9 yıl önce o günkü koşulların gerektirdiği bir müdahale yapıldı Garantör Türkiye tarafından. Kıbrıslı Türklerin bu adadaki varlığını ve geleceğini korumak ve bu topraklarda yaşamını idame ettirmek için amansız bir mücadele veren haksızlığa karşı koyan, herkese sonsuz minnetlerimizi sunmak boynumuzun borcudur.

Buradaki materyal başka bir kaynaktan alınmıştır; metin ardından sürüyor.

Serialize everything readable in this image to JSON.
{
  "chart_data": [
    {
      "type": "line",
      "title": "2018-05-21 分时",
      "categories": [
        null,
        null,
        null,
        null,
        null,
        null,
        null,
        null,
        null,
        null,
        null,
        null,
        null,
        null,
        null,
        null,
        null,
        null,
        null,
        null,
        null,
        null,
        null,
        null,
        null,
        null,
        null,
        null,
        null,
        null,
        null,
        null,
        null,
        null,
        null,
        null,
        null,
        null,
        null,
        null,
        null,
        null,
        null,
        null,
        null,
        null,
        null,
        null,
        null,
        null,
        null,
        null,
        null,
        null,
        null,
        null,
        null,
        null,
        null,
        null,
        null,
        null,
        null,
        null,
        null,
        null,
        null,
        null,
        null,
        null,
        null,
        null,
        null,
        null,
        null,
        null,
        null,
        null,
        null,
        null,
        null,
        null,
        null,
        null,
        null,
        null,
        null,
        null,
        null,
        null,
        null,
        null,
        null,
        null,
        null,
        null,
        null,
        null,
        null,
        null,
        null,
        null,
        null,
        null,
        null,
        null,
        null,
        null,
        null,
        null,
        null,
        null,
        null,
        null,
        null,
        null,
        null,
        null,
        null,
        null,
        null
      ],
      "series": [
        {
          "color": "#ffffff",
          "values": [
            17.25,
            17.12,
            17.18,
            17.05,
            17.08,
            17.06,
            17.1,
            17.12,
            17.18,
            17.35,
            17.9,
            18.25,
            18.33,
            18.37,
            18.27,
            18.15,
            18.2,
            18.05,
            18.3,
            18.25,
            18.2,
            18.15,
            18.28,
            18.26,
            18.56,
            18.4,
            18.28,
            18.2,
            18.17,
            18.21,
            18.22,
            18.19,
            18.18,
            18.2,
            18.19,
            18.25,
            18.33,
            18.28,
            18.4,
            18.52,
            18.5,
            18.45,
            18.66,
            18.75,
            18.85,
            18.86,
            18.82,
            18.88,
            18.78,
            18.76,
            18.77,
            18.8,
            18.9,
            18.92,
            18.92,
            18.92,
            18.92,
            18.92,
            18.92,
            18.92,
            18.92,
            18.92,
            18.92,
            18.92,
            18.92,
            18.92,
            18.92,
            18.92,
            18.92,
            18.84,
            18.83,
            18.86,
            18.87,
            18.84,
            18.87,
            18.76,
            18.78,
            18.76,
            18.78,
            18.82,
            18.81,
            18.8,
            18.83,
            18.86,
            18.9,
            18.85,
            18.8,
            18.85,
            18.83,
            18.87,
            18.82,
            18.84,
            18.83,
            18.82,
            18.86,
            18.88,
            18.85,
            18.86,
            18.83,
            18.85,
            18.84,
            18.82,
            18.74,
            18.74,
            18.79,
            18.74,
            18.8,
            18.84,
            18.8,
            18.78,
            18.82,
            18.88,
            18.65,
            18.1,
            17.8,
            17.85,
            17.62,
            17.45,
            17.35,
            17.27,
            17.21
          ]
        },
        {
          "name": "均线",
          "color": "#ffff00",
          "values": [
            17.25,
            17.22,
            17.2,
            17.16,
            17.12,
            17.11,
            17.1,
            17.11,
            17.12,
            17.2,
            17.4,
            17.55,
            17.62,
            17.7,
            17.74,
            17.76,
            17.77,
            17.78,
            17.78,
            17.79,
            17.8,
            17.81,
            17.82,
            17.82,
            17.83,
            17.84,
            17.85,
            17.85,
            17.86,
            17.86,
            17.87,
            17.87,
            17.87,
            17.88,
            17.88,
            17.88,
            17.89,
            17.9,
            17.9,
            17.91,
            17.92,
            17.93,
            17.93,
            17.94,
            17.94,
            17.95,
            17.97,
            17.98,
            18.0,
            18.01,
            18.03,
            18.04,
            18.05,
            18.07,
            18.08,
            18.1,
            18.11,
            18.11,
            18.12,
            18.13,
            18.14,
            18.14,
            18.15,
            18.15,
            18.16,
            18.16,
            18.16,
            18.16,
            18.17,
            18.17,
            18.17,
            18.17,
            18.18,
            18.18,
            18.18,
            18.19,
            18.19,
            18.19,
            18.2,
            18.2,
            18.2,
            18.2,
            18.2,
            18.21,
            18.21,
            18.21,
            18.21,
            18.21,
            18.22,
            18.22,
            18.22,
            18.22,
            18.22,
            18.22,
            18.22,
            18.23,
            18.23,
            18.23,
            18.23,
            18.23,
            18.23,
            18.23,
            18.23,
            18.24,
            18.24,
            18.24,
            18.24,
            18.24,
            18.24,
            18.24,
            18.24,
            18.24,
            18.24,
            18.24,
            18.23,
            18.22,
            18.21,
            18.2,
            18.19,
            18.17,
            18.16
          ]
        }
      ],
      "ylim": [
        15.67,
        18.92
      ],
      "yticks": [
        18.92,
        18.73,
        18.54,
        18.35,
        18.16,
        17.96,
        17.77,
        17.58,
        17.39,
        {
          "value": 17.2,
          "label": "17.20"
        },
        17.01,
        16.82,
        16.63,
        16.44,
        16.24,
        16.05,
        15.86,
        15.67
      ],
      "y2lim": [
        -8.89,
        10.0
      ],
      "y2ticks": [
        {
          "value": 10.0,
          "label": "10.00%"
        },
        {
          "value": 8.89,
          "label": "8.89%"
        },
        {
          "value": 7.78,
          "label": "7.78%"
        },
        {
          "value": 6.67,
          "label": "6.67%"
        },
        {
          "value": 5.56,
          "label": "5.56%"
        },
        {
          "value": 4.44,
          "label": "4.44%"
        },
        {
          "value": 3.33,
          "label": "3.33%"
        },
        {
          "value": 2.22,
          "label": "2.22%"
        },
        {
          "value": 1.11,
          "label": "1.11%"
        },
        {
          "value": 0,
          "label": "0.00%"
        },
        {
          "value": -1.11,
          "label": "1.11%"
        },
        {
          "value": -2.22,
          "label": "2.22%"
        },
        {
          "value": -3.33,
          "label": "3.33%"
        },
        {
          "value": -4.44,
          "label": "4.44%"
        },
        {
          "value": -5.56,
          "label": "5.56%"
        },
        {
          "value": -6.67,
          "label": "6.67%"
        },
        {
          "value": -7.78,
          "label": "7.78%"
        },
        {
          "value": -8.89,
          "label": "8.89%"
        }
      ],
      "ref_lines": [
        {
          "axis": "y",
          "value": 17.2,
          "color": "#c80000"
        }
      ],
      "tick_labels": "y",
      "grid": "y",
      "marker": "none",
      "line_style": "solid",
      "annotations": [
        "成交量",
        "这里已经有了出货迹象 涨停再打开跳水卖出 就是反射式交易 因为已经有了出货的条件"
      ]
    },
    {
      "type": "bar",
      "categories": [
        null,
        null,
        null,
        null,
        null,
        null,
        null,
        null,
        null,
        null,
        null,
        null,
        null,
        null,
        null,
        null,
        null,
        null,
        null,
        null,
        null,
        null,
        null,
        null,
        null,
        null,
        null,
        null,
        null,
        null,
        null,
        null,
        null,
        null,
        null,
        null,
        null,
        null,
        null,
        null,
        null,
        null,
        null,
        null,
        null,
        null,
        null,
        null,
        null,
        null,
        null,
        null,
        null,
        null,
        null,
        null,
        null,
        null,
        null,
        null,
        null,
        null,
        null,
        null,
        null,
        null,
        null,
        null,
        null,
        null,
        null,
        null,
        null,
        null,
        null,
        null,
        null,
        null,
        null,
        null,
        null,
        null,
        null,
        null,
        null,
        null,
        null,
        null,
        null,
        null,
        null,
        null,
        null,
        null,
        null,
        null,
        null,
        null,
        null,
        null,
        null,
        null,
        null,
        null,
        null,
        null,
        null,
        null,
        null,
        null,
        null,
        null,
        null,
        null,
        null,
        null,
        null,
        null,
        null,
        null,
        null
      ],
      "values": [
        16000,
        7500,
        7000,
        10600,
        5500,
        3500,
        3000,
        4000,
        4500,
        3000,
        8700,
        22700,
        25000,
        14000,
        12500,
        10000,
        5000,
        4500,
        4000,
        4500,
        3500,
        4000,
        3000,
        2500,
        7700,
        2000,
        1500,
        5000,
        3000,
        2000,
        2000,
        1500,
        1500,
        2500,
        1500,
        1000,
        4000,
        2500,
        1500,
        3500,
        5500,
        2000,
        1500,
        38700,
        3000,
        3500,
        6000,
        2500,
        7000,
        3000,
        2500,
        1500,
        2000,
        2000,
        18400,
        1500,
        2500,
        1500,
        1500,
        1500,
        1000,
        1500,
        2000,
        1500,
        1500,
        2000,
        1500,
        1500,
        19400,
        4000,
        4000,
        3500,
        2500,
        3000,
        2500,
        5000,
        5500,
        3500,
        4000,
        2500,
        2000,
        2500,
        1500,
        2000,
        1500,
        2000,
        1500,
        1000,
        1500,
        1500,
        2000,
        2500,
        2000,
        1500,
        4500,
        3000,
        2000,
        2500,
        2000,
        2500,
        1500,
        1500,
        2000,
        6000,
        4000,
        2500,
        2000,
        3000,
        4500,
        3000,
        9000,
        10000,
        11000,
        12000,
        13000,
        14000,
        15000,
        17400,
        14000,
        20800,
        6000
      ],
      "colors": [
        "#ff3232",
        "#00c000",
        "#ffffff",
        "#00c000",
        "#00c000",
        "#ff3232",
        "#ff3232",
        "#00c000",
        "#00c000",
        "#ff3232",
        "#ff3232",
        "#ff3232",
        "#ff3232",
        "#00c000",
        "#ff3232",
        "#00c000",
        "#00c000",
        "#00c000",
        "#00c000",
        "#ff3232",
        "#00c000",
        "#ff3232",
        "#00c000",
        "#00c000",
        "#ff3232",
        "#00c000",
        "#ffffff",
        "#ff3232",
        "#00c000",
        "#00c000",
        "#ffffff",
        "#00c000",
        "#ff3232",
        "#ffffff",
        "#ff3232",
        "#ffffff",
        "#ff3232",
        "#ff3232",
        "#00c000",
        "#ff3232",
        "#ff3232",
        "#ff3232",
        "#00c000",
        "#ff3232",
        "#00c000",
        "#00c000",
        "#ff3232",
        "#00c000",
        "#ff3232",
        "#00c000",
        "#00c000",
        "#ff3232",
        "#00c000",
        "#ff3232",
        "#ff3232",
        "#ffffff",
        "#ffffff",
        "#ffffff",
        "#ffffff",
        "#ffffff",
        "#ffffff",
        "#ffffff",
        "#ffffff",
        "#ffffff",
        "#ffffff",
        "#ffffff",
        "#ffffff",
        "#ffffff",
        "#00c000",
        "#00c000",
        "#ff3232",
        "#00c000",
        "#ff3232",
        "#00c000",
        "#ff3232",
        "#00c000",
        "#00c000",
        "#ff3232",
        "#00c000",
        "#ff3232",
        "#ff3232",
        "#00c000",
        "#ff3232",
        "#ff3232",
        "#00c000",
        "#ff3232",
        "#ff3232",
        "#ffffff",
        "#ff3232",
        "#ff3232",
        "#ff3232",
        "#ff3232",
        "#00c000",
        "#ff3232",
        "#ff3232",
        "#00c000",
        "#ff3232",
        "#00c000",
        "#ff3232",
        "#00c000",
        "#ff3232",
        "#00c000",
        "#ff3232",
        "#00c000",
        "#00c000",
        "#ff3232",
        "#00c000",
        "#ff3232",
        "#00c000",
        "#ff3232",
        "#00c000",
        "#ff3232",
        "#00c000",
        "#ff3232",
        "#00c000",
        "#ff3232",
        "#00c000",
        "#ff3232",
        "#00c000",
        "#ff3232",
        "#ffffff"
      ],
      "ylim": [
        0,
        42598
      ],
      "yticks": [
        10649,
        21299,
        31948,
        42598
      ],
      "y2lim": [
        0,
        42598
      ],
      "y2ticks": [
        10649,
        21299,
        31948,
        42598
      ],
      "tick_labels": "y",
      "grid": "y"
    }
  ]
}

Bu mücadeleye onurlu bir destek veren Türkiye Cumhuriyeti Devletine ve kahraman Türk askerlerine sonsuz saygı, sevgi ve minnetlerimizi sunmak da elbette boynumuzun borcudur, toplum olarak, zaten bunu reddeden kimse de yok bu topraklar da.. Ve fakat bununla birlikte , özellikle 21. yüzyılda, sınırların birleştiği global işbirliklerinin yapıldığı bir dönemde kim ki bunu hala politik malzeme yapmaya ve hamasi anlayışı ile yorumlamaya çalışırsa ve adada bulunan halkları birbirine hala daha düşman diye addederse onların da çağ dışı kalmış örümcek beyinli insanlar olduğunu belirtmek isterim.
Dolayısıyla temennim o ki savaşların olmayacağı, insanların evsiz barksız vatansız, anasız babasız kalmayacağı, yaşanılası bir coğrafyanın tesisi için önce sükuneti sağduyuyu ve insani değerlerinin öne çıkarılacağı bir anlayışın gelişmesi çoğalmasıdır..
Gelelim 20 Temmuzlara..
49 yıldır coşkuyla kutlanıyor bu günler.
Nutuklar atılıyor, pembe pembe tablolar çiziliyor, şatafatlı resepsiyonlar düzenleniyor vs vs. Peki sonuç ne?
Sıfıra sıfır elde var sıfırdan öteye gidilemiyor., gerçek şu ki Kıbrıslı Türkler her 20 Temmuz da bir öncekini arar duruma geliyor.